Hechos 16: 11-25

La palabra cuenta que Pablo estaba predicando en un lugar, a través de esto mucha gente fue convencida por el Espíritu Santo y por ende Salva.

Entre esas personas estaba una mujer que tenía un espíritu de adivinación, Pablo al verla en ese estado, reprendió al demonio y lo mandó a salir en el nombre de Jesús. Este salió de su cuerpo y ella quedo libre. La mujer estaba muy agradecida por lo que DIOS hizo por medio de Pablo en su vida.

La gente estaba maravillada por el gran milagro y mensaje que Pablo proclamaba. Parecía que todo estaba muy bien para Pablo y sus amigos, estaban haciendo cosas buenas, estaban predicando, sanando, mostrando a la gente la verdad, echaban fuera demonios, hacían muchas cosas que agradaban al pueblo.

Pero, en un momento todo cambió, los amos de la mujer que fue liberada se enteraron que ya no iban a tener ganancia del trabajo de aquella mujer. Llevaron a Pablo y su gente frente a las autoridades, aludiendo que lo que hacían no estaba acorde a sus costumbres y peor aún a su bolsillo. Las autoridades aceptaron está acusación y los encerraron.

Pablo y su gente se dieron cuenta que no eran moneditas de oro para caer bien a todo el mundo. Que unas personas estaban agradecidas con su trabajo y otras los maldecían por lo que hicieron.

Muchas veces cuando quieres hacer la voluntad de Dios y agradarle, mucha gente no le va a parecer tu actitud, no le va agradar que ahora dejes de hacer ciertas actividades o peor aún estés hablando a la gente de que lo que hacían no es correcto.

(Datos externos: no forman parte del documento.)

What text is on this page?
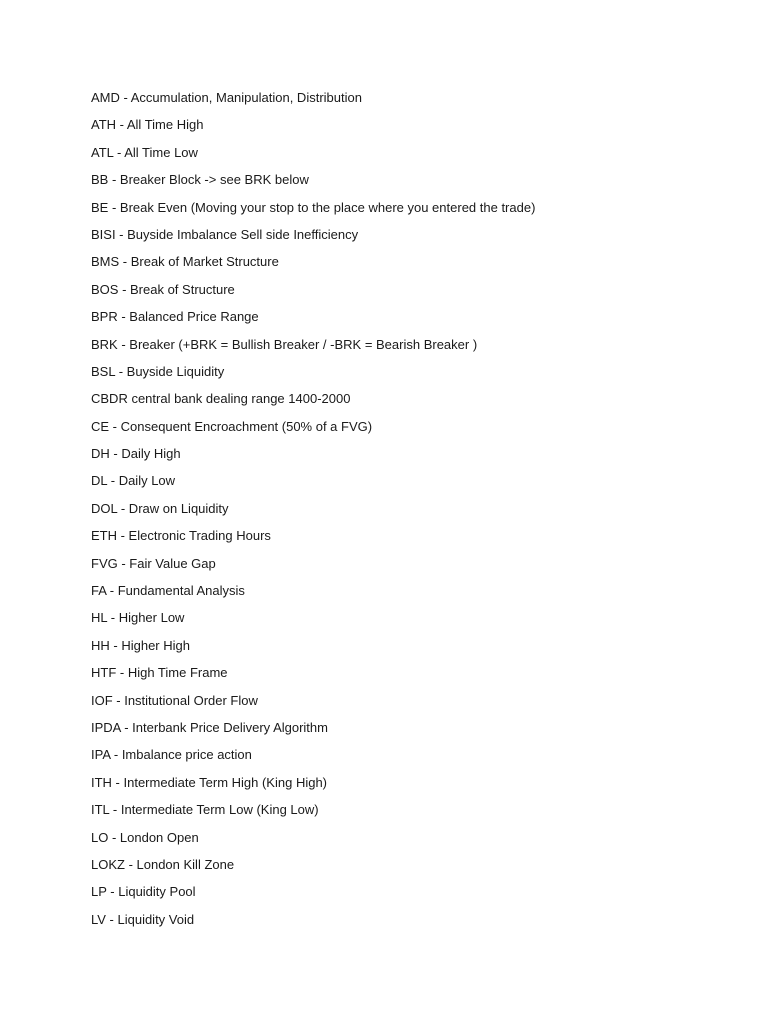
AMD - Accumulation, Manipulation, Distribution
ATH - All Time High
ATL - All Time Low
BB - Breaker Block -> see BRK below
BE - Break Even (Moving your stop to the place where you entered the trade)
BISI - Buyside Imbalance Sell side Inefficiency
BMS - Break of Market Structure
BOS - Break of Structure
BPR - Balanced Price Range
BRK - Breaker (+BRK = Bullish Breaker / -BRK = Bearish Breaker )
BSL - Buyside Liquidity
CBDR central bank dealing range 1400-2000
CE - Consequent Encroachment (50% of a FVG)
DH - Daily High
DL - Daily Low
DOL - Draw on Liquidity
ETH - Electronic Trading Hours
FVG - Fair Value Gap
FA - Fundamental Analysis
HL - Higher Low
HH - Higher High
HTF - High Time Frame
IOF - Institutional Order Flow
IPDA - Interbank Price Delivery Algorithm
IPA - Imbalance price action
ITH - Intermediate Term High (King High)
ITL - Intermediate Term Low (King Low)
LO - London Open
LOKZ - London Kill Zone
LP - Liquidity Pool
LV - Liquidity Void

Cristo lo sintió, Él tuvo constantes conflictos con los fariseos por obedecer a DIOS, por pensar y actuar diferente. Pedro, Pablo, Juan, Santiago y los demás discípulos también tuvieron dificultades por hacer la voluntad de Dios.

Tal vez hayas sentido que la gente te señala por ser diferente, que la gente busca el mínimo error que cometas para juzgarte o decirte que lo que haces no está bien y peor aún hablar mal de ti, dándote una mala fama.

Tranquilo, Cristo y sus discípulos ya pasaron por lo mismo, ellos ya saben lo que es no caerle bien a todo el mundo por obedecer a Dios.

Lo pudieron superar porque entendieron que es mejor agradar y obedecer a DIOS antes que a los hombres (Gálatas 1:10 – Hechos 5:29) y que el que niegue a Jesús, Él lo negará frente al Padre. (Mateo 10:33)

Este día te invito a pensar ¿a quien quieres agradar?

A DIOS haciendo su voluntad y siendo de bendición para la gente; o a la gente, desobedeciendo a Dios para pertenecer a un grupo de personas y ser aceptado por ellos, olvidándote de los estatutos y trabajo que Dios nos mandó, el cual es ser luz en medio de las tinieblas.

La decisión es tuya, tu decides a quien agradas, ya que no eres una moneda de oro para gustarle a todos.